Las reuniones se hacían en las cocinas. Ahí se juntaban los morochos de la Resistencia. Le decían la militancia de las cocinas. A uno no le gustaba que le dijeran Negro. “¿Cómo Negro, carajo?” –decía–. “Yo soy un morocho sudamericano.” Iban a bailar. A los clubes de barrio. A las milongas. Las mujeres contra una pared. Los hombres, contra otra. A las mujeres les decían “Teneme el chico”. Porque no tenían dónde dejar a los pibes y eran madres solteras. Entonces, si algún morocho sudamericano las cabeceaba para bailar, ellas le decían a la amiga que tenían al lado: “Teneme el chico”. Eran todos laburantes. Todos tenían que ver con algún gremio. El PC buscaba unírseles. Pero sus militantes no querían cantar la Marchita. Ahí se armaba. Había canas jóvenes que colaboraban. Toda la primera resistencia –hasta 1960– fue cerradamente peronista. No hubo izquierda. Pero no porque fuera rechazada. Sino por otro motivo: no se presentó. La izquierda era culta y discutía en revistas –que los resistentes no podían conocer– si el peronismo había sido un fenómeno nacional burgués, bonapartista o, sin más, fascista. Por qué no había hecho la reforma agraria, por qué no había expropiado a los Bemberg, por qué sólo fue un fenómeno distributivo y no revolucionario. Entre tanto, los obreros ponían caños. Hacían sabotajes. Eran sacados de sus casas. O los milicos entraban en las villas.

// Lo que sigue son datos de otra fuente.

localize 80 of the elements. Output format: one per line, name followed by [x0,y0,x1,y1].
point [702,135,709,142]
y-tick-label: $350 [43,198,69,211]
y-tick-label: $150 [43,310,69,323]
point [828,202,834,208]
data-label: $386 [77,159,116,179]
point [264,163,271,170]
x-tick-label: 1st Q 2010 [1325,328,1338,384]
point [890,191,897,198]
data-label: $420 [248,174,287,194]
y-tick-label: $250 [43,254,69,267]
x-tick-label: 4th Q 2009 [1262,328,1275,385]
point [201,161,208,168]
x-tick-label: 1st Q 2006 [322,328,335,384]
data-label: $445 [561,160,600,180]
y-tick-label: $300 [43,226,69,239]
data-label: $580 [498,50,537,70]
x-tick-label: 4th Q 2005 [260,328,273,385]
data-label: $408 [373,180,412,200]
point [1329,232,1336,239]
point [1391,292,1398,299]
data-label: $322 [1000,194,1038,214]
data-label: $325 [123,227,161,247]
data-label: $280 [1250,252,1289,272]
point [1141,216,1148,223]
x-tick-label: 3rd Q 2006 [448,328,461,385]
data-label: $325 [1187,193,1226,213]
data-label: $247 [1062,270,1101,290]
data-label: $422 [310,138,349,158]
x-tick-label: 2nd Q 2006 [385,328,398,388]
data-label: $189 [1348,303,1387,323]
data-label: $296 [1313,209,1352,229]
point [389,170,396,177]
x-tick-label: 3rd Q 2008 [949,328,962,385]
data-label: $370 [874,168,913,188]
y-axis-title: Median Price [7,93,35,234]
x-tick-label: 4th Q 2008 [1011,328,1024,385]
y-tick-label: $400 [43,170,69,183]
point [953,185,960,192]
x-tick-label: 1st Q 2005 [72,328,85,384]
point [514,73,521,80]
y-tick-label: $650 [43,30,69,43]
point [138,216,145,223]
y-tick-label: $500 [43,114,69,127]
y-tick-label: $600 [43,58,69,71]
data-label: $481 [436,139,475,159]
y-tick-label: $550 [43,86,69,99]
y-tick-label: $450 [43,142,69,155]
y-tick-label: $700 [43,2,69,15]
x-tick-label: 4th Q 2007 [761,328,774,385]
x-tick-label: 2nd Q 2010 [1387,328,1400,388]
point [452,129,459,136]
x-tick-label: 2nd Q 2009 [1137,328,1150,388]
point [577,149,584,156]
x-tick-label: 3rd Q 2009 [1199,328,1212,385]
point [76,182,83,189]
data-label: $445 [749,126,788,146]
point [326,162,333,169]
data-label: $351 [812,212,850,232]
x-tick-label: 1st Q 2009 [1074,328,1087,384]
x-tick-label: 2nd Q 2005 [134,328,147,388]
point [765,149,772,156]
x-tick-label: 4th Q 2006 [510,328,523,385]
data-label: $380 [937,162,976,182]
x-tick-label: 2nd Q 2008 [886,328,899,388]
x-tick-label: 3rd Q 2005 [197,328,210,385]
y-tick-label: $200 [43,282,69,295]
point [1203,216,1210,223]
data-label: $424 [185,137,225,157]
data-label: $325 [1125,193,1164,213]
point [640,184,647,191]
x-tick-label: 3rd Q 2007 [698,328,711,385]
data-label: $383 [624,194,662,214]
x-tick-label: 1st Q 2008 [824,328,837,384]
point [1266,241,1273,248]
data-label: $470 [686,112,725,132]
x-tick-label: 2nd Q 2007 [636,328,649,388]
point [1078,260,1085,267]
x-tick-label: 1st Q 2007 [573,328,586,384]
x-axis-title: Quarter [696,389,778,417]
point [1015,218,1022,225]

No hubo ni habrá nada como la Resistencia Peronista. La hizo el coraje y la lucidez de los auténticos obreros. No la condujo Perón. Ni pensaron en la lucha armada, en matar a alguien. Se reunieron en las cocinas y la huelga del frigorífico Lisandro de la Torre fue ejemplar. La tuvieron que liquidar cruelmente con tanques Sherman y 2000 soldados. Bajo el Conintes de Frondizi. Pero nada podrá detener la lucha de los desposeídos, de los condenados. No significa que van a ganar. Eso nadie puede decirlo. Y ya se dijo demasiado. No. Significa que van a seguir peleando. Porque un día –en plena lucha de la Resistencia– apareció una pintada en un pequeño lugar que llevaba por nombre Villa Manuelita. Y expresa el empecinamiento de los hombres por pelear hasta el fin por eso que los hace –precisamente– hombres, su libertad. La pintada decía: Los yankis, los rusos y las potencias reconocen a la Libertadora. Villa Manuelita no.